Aunty Beverly Hand – is a proud Kabi Kabi woman (SE QLD) and a conservationist and land management educator. She re-established the traditional bunya festival calling it Bunya Dreaming in 2007, bringing together Indigenous groups with the wider community celebrating and connecting with the sacred bunya tree, art, weaving, dance, song, and Bunya challenges.

 

Jamie Thomas – is a Gunnai Man and Peek Whuurrung descendant and co-founder and ED of Wayapa Wuurrk. He has worked extensively in community health education and tourism and holds a post-graduate Certificate in Family Therapy from Latrobe University

 

Vicki Couzens – is a Keerray Wurrong Gunditjmara woman, is an artist, consultant and community cultural development facilitator/teacher. Passionate about reclamation, regeneration and revitalisation of cultural knowledge and practices, especially language.

 

John Welford – grew up in Kenya and was a teacher at Geelong Grammar’s Timbertop for 20 years. He is passionate about community based contemporary Rites of Passage and youth mentorship (Pathways Foundation).

 

Emily Anderson – is EO for Grampians Pyrenees Primary Care Partnership. Her focus is the idea of partnerships and collective impact. She will speak about the Budja Budja indigenous health van project, and CORE – Communities of Respect and Equality (Grampians alliance of community groups, businesses, clubs, and health and c  ommunity organisations addressing gender equality to prevent violence against women)

 

Sunday Forum and Q&A:  9:30am

Theme: ‘Caring for Country’– opening with Wotjobaluk Dancers.

 

Speakers:

Dr Adam Bester (Chair) – newly appointed CEO of Glenelg Hopkins CMA, is an ecologist and has worked with the CMA for eight years, most recently as Waterway and Catchment Health Program Manager. Adam will look at the importance of community engagement, and connecting a broader range of people to water and environment issues.

 

Dr Michelle Casanova – an Emeritus Robert H T Smith Research Fellow at Federation University Australia. Michelle is a wetlands expert and has been working on water plants for 25 years, mostly in relation to water regime and environmental water requirements. Her presentation to the 2010 Eel Festival Forum on connectivity of wetlands was appreciated by a wide audience.

 

John Clarke – is a Giraewurrung man and a grandson of respected Gunditjmara Elder, Uncle Henry “Banjo” Clarke.
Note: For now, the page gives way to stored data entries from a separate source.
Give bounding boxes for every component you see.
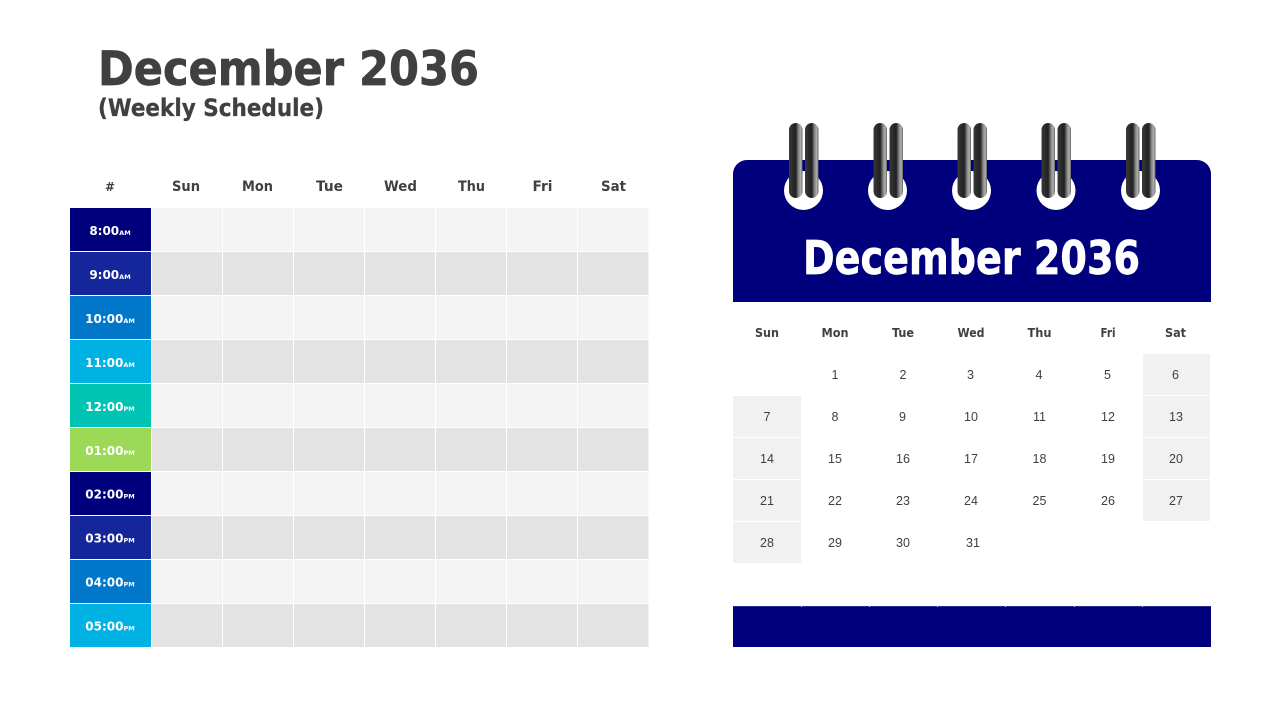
table header row: # [105, 180, 115, 194]
calendar dates: 27 [1169, 494, 1183, 508]
table header row: Fri [532, 179, 552, 195]
calendar dates: 3 [967, 368, 974, 382]
calendar dates: 11 [1033, 410, 1046, 424]
weekday header: Fri [1100, 325, 1116, 340]
calendar dates: 23 [896, 494, 910, 508]
table header row [105, 179, 626, 195]
time labels: 05:00PM [85, 620, 135, 634]
calendar dates: 2 [900, 368, 907, 382]
time labels: 01:00PM [85, 444, 135, 458]
time labels: 03:00PM [85, 532, 135, 546]
weekday header: Thu [1028, 325, 1052, 340]
time labels: 9:00AM [89, 268, 131, 282]
weekday header: Tue [892, 325, 914, 340]
table header row: Thu [458, 179, 485, 195]
calendar dates: 31 [966, 536, 980, 550]
calendar footer bar [733, 606, 1211, 647]
calendar dates: 25 [1033, 494, 1046, 508]
calendar header panel: December 2036 [803, 231, 1140, 285]
calendar dates: 1 [832, 368, 839, 382]
table header row: Tue [316, 179, 343, 195]
calendar dates: 20 [1169, 452, 1183, 466]
table header row: Sun [172, 179, 200, 195]
weekly schedule table [70, 179, 648, 647]
calendar dates: 22 [828, 494, 842, 508]
weekday header [755, 325, 1186, 340]
title: December 2036 [98, 42, 479, 97]
time labels: 04:00PM [85, 576, 135, 590]
calendar dates: 28 [760, 536, 774, 550]
calendar header panel [733, 160, 1211, 302]
calendar dates: 26 [1101, 494, 1115, 508]
calendar dates: 29 [828, 536, 842, 550]
title [98, 42, 479, 122]
schedule grid cells [152, 208, 648, 647]
calendar dates: 9 [899, 410, 906, 424]
time labels: 02:00PM [85, 488, 135, 502]
calendar dates: 19 [1101, 452, 1115, 466]
calendar dates: 13 [1169, 410, 1183, 424]
calendar dates: 18 [1033, 452, 1046, 466]
weekday header: Sat [1165, 325, 1186, 340]
table header row: Wed [384, 179, 417, 195]
calendar dates: 14 [760, 452, 774, 466]
calendar dates: 4 [1036, 368, 1043, 382]
calendar dates: 12 [1101, 410, 1115, 424]
calendar dates: 10 [964, 410, 978, 424]
weekday header: Sun [755, 325, 779, 340]
monthly calendar [733, 123, 1211, 647]
calendar dates: 15 [828, 452, 842, 466]
weekday header: Wed [958, 325, 984, 340]
calendar dates [760, 368, 1183, 550]
calendar dates: 5 [1104, 368, 1111, 382]
calendar dates: 30 [896, 536, 910, 550]
calendar dates: 16 [896, 452, 910, 466]
calendar dates: 24 [964, 494, 978, 508]
time labels: 12:00PM [85, 400, 135, 414]
binding holes [784, 171, 1160, 210]
title: (Weekly Schedule) [98, 94, 324, 122]
table header row: Sat [601, 179, 626, 195]
time labels: 11:00AM [85, 356, 135, 370]
spiral rings [789, 123, 1156, 198]
weekday header: Mon [822, 325, 848, 340]
calendar dates: 17 [964, 452, 978, 466]
time labels: 10:00AM [85, 312, 135, 326]
weekend shading [733, 354, 1210, 563]
time labels [70, 208, 151, 647]
calendar dates: 8 [832, 410, 839, 424]
calendar dates: 7 [764, 410, 771, 424]
time labels: 8:00AM [89, 224, 131, 238]
calendar dates: 6 [1172, 368, 1179, 382]
calendar dates: 21 [760, 494, 774, 508]
table header row: Mon [242, 179, 273, 195]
John is a board member of Eastern Maar Aboriginal Corporation and is passionate about cultural heritage management and youth projects, including Meerteeyt Marrang youth at risk program.

 

Ben Nicholson – grew up at Wickliffe and is now assistant principal at Mildura Primary School. Ben is committed to finding pathways for his students to connect with culture and country alongside mainstream education. He was instrumental in the success of the Djabwurrung Rivertime* project.

 

* DJABWURRUNG RIVERTIME is a youth song writing project, inspired by the Hopkins River, performed by students from Lake Bolac, Willaura, Maroona, Ararat and Mildura in collaboration with Gunditjmara song writer Lee Morgan and dancer Adeline McDonald.